Volvo has already come out and publicly stated that they will bear responsibility for any mishaps that take place with its first foray into autonomous vehicles, “Drive Me”, which is incidentally also using Nvidia’s hardware.
The pilot project is already underway with cars autonomously driving along certain roads in Sweden.
Shapiro agrees with this approach: “It makes sense, right? The passenger shouldn’t be held responsible, if you get into a taxi you’re not held responsible, it’s the taxi company, so in this case it’s the car company that will be.
“We obviously have to be responsible for our system, but we have arrangements with the car companies that if anything ultimately goes wrong with the car, they’re the ones who are accepting responsibility.”
For the first time AI will be responsible for answering some ethical questions, the likes of which even humans struggle to answer.
For example, should the driverless system swerve into a wall, potentially killing its lone passenger, in order to prevent the deaths of some children playing in the middle of the road?
Shapiro was reticent to talk about specific scenarios, but admitted that although the system doesn’t have an ethical consciousness, many lives will ultimately be saved when the human error factor is removed.
“We’re not programming ethics, there’s no way you can expect a computer to make a decision about ethics that a human couldn’t even make or ever have to make,” he said.
“The reality is that most accidents come about because of human error and most cases involve some form of driver distraction or bad judgement: people not timing the light correctly or how long it takes to stop.
“What’s happened lately is that all these accident and fatality rates are going up because of people on their mobile phones, people looking down into their laps. So when you remove distracted driving. aggressive driving, speeding, drowsiness and drinking, the risk factor will be greatly reduced.
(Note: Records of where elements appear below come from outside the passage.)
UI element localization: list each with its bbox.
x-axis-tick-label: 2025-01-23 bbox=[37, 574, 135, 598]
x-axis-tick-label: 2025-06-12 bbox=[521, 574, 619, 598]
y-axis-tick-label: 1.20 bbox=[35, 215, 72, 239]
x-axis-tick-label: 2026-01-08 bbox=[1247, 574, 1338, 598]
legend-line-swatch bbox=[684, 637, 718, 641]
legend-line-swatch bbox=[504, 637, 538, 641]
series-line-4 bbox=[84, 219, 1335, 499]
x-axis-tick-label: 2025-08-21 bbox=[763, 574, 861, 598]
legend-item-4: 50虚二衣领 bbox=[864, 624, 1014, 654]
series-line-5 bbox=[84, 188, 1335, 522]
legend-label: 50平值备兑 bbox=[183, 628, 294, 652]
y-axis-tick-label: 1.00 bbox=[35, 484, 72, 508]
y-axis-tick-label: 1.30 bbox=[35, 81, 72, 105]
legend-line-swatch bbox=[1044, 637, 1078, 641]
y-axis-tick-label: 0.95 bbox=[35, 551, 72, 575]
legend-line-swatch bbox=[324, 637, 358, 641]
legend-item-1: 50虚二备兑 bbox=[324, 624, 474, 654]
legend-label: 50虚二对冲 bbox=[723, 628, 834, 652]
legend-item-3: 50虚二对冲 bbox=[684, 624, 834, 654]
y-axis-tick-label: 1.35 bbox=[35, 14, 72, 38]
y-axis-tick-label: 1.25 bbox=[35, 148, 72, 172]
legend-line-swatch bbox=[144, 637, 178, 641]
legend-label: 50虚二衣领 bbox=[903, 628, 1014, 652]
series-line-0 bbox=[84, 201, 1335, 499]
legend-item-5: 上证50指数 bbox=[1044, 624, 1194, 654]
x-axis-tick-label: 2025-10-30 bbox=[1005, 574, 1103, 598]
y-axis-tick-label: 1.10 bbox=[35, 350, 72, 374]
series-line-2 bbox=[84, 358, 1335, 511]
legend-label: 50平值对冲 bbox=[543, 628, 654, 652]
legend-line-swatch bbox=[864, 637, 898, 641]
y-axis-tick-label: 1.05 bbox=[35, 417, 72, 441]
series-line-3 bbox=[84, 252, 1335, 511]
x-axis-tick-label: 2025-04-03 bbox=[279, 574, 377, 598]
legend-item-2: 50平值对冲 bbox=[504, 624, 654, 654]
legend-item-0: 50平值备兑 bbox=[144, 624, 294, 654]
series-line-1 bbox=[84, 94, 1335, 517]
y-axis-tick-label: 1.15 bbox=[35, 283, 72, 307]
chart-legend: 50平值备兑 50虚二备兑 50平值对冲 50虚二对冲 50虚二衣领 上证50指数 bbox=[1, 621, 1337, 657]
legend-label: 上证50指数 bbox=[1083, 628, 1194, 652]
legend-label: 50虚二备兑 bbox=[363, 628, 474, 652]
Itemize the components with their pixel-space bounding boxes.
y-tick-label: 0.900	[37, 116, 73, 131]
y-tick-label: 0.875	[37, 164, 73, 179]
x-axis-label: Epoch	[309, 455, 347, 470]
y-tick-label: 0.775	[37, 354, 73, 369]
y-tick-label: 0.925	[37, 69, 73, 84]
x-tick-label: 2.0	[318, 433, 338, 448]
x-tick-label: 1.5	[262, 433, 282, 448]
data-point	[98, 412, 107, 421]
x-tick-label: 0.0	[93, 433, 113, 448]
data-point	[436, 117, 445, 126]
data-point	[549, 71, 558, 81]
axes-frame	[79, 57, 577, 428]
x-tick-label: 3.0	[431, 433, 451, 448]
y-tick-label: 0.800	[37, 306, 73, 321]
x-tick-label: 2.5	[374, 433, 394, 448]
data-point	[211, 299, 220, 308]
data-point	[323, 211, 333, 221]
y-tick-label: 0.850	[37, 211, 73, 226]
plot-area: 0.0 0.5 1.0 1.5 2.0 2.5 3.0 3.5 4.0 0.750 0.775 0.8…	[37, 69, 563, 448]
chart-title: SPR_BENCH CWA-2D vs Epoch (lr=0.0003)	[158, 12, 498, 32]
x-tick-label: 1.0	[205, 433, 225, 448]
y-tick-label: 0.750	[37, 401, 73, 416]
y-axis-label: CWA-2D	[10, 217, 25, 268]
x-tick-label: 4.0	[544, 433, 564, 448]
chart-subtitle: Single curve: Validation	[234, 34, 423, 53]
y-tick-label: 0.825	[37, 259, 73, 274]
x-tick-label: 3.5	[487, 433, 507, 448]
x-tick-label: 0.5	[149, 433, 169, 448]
“These cars are monitoring a full 360 degrees around them and classifying everything that is moving around them. So when it sees a kid with a ball or it sees a woman pushing a stroller, it’s going to be tracking that and aware of that well in advance and will have already slowed down and changed lanes. So that ethical dilemma won’t even arise because the car will have plenty of time to stop.
“Planes still crash, I don’t there’s a 100 per cent guarantee of anything in the world and there are the laws of physics, something could fall right out of the sky and there is no way that that car could stop, and so it will hit something.
“I think what we’re going to see though is that the vast majority of accidents will be eliminated with this technology and as a society hopefully we recognise the benefits of the millions of lives that we can save every year even if we can’t save every single one.”